¹ Department of Mechanistic Cell Biology, University of Duisburg-Essen, Center of Medical Biotechnology, Faculty of Biology Essen Germany doris.hellerschmied@uni-due.de.
² Medicinal Chemistry, Research and Early Development, Cardiovascular, Renal and Metabolism (CVRM), BioPharmaceuticals R&D, AstraZeneca Gothenburg 431 83 Sweden mariell.pettersson@astrazeneca.com.
³ Institut für Biochemie, Freie Universität Berlin Thielallee 63 Berlin 14195 Germany.
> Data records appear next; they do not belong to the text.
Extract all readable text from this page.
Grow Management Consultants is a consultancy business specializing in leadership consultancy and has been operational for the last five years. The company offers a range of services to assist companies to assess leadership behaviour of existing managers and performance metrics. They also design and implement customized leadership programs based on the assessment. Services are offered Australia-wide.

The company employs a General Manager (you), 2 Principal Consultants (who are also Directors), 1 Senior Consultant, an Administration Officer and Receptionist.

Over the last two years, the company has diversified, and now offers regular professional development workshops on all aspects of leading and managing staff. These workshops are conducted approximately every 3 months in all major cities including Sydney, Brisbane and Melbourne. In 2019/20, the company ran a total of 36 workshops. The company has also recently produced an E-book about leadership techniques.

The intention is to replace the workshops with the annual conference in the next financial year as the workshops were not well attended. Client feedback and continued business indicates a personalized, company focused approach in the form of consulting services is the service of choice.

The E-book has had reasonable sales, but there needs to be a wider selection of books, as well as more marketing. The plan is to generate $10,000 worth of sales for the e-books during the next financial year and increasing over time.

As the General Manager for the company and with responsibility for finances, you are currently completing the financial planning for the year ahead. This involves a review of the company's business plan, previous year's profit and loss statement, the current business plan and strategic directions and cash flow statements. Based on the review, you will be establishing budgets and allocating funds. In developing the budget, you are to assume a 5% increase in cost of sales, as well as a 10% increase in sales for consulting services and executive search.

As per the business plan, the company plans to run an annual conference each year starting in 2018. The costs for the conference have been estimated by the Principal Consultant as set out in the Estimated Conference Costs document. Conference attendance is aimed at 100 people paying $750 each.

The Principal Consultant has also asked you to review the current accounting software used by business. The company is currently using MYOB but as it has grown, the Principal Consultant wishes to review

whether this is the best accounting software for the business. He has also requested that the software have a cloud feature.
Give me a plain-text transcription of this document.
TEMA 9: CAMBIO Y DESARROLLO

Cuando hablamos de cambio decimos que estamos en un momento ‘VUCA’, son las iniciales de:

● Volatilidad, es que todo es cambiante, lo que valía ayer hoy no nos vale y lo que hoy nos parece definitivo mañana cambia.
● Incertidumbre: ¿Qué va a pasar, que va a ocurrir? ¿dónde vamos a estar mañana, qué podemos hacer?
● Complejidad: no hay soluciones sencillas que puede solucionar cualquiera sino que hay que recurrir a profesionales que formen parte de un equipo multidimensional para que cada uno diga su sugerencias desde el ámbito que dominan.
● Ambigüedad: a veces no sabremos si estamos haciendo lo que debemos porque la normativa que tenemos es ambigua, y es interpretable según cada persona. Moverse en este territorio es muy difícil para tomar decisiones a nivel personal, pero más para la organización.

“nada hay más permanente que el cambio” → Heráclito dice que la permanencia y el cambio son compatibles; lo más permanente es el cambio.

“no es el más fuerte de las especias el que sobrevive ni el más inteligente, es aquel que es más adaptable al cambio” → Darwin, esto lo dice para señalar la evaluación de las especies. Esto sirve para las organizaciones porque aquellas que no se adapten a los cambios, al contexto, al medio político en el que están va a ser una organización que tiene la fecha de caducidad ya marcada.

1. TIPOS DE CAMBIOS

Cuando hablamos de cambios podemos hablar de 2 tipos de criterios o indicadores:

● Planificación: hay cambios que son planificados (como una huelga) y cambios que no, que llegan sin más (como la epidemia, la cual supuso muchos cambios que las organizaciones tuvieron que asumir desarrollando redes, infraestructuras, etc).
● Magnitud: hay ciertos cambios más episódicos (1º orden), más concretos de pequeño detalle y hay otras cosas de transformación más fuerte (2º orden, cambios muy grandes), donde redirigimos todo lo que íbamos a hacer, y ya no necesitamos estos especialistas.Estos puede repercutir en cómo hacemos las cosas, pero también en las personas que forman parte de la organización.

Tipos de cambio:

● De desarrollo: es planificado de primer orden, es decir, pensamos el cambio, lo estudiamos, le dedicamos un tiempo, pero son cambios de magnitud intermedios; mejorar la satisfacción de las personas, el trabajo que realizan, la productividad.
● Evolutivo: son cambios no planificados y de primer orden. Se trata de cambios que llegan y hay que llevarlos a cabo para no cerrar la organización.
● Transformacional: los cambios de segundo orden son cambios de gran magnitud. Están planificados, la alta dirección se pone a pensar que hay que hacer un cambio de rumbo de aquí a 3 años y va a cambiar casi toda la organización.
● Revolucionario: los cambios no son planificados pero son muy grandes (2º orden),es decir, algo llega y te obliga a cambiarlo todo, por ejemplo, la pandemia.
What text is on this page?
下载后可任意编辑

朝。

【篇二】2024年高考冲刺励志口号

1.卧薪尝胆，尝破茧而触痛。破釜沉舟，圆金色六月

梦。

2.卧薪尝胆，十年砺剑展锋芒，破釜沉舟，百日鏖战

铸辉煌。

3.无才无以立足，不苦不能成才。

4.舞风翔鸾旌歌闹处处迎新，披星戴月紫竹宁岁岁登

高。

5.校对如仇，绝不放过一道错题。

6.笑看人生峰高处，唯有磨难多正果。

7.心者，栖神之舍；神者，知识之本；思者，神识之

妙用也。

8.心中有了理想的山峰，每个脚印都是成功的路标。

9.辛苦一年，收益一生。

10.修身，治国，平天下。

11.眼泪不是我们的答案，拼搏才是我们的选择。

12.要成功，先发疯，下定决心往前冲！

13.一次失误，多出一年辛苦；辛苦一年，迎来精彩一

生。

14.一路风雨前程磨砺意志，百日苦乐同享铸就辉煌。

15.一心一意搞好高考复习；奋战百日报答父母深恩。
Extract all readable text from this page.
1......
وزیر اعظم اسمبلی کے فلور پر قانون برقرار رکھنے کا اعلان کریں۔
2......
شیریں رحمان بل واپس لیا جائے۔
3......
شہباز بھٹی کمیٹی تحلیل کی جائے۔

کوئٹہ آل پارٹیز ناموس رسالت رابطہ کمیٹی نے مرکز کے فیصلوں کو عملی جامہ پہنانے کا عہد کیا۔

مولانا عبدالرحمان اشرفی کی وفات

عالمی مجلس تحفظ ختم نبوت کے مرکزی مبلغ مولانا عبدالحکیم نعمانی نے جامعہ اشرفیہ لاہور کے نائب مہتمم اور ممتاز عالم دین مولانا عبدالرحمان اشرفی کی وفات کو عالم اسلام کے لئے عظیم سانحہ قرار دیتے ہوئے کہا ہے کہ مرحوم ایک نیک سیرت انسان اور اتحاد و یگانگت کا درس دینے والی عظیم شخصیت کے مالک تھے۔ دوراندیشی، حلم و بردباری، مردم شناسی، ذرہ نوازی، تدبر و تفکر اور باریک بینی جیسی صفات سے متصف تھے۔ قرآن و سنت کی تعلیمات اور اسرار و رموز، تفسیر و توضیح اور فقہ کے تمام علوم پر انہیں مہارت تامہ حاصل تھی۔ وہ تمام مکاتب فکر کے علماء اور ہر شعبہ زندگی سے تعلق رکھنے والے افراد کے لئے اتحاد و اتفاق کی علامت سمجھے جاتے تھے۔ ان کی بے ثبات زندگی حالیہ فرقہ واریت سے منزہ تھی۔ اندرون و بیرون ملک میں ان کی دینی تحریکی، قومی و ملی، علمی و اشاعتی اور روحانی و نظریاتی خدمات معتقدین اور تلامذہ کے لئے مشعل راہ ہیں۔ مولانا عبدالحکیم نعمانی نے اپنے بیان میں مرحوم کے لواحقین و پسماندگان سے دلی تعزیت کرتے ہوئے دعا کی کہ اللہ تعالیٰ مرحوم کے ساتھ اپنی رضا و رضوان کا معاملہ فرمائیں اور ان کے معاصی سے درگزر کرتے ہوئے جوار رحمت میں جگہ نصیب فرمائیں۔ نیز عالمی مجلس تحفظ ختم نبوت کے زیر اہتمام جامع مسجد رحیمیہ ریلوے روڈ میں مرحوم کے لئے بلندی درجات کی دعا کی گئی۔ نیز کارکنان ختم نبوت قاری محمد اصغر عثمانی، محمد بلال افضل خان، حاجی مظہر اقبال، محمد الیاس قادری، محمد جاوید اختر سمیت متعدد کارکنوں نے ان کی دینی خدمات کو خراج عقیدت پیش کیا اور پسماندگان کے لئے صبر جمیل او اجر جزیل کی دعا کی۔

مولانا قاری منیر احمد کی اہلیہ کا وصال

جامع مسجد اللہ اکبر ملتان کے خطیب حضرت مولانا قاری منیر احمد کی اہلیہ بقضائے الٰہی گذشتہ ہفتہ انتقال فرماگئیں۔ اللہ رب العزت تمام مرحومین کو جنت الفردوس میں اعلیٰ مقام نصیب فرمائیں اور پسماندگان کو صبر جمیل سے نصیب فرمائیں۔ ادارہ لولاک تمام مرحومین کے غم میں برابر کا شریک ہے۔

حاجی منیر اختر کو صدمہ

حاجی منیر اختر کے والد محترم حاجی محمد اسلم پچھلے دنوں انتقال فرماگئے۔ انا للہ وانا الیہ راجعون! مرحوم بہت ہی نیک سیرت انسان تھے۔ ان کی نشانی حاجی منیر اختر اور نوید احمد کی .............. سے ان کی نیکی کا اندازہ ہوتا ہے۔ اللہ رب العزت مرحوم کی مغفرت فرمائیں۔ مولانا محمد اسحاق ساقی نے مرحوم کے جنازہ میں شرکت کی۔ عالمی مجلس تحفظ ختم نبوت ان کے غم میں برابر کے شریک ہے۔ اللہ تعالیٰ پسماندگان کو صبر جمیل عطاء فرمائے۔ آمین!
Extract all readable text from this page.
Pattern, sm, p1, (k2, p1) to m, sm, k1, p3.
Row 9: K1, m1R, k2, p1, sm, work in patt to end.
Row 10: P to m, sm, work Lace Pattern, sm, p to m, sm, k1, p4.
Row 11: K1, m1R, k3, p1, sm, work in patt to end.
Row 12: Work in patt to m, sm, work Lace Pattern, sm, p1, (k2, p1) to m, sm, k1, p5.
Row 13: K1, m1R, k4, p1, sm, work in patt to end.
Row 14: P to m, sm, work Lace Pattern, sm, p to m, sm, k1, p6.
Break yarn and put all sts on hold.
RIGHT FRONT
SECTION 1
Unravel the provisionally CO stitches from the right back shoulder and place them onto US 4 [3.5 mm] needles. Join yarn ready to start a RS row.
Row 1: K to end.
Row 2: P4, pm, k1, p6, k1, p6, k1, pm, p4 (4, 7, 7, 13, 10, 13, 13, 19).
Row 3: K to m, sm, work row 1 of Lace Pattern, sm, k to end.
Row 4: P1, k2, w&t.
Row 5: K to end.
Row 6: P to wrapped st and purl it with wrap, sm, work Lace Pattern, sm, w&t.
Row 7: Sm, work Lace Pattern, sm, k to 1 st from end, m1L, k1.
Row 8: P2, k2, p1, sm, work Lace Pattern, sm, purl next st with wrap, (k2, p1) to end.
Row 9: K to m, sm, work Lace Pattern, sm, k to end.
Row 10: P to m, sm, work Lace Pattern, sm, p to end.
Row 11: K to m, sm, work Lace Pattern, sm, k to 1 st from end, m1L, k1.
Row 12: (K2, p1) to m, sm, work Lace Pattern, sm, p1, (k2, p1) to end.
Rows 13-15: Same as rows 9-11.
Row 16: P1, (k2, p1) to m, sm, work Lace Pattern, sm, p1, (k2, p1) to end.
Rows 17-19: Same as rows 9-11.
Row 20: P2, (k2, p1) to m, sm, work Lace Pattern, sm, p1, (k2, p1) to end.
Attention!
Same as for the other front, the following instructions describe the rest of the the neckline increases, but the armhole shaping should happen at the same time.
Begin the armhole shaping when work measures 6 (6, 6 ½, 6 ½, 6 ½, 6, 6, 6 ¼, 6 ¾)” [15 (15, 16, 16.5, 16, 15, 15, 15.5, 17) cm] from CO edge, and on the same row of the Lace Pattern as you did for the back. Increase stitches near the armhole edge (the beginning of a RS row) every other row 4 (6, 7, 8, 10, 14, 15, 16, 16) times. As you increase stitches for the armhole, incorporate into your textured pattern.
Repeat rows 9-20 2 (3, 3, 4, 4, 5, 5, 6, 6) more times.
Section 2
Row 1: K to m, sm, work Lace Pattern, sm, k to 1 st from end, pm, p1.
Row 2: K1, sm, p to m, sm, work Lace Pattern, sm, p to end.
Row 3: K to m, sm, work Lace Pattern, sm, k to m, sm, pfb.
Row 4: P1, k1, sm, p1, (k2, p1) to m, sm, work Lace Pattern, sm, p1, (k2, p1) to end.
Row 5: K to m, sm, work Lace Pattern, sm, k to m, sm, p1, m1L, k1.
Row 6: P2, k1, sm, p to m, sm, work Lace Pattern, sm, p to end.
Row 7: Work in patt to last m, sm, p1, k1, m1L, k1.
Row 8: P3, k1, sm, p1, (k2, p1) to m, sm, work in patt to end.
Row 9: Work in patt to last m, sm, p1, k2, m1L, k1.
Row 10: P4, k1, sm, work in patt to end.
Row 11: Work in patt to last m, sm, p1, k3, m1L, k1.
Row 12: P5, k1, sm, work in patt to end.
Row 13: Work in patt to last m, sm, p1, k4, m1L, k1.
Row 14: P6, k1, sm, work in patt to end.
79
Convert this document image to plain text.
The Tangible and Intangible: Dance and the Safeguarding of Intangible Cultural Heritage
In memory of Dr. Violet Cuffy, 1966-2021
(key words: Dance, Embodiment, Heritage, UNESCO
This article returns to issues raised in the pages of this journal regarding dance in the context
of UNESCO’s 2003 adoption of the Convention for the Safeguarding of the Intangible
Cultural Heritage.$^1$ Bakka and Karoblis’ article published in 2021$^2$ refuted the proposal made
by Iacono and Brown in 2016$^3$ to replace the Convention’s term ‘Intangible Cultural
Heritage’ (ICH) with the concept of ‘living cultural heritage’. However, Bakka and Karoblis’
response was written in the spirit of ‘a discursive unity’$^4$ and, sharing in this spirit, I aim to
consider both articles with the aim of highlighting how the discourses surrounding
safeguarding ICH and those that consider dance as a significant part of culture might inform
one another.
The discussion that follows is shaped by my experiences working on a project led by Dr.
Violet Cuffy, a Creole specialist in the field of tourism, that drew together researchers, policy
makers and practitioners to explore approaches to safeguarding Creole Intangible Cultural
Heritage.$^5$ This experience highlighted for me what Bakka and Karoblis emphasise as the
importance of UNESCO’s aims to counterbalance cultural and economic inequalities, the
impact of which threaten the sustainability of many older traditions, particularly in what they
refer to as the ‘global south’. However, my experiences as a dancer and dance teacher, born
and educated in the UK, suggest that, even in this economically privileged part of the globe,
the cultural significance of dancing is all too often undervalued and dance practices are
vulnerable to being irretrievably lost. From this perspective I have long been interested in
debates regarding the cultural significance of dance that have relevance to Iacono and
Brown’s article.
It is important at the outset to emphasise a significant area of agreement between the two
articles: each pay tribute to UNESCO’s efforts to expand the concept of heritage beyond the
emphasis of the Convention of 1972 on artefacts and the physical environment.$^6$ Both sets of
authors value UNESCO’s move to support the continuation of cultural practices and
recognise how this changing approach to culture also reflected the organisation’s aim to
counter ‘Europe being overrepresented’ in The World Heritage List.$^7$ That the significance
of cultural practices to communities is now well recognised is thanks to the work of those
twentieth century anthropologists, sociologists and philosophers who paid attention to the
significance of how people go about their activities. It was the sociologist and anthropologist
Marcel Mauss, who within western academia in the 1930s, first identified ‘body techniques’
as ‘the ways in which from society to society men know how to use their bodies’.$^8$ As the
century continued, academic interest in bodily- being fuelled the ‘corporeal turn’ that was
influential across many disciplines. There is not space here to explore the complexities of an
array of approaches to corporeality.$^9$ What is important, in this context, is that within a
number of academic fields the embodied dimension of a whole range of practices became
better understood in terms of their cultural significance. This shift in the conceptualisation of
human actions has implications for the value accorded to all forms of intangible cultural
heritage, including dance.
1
⁴ Department of Chemical Biology, University of Duisburg-Essen, Center for Medical Biotechnology, Faculty of Biology Essen Germany.

Abstract

Self-labeling protein tags are an efficient means to visualize, manipulate, and isolate engineered fusion proteins with suitable chemical probes. The SNAP-tag, which covalently conjugates to benzyl-guanine and -chloropyrimidine derivatives is used extensively in fluorescence microscopy, given the availability of suitable SNAP-ligand-based probes. Here, we extend the applicability of the SNAP-tag to targeted protein degradation. We developed a set of SNAP PROteolysis TArgeting Chimeras (SNAP-PROTACs), which recruit the VHL or CRBN-ubiquitin E3 ligases to induce the degradation of SNAP-fusion proteins. Endogenous tagging enabled the visualization and the selective depletion of a SNAP-clathrin light chain fusion protein using SNAP-PROTACs. The addition of PROTACs to the SNAP-tag reagent toolbox facilitates the comprehensive analysis of protein function with a single gene tagging event.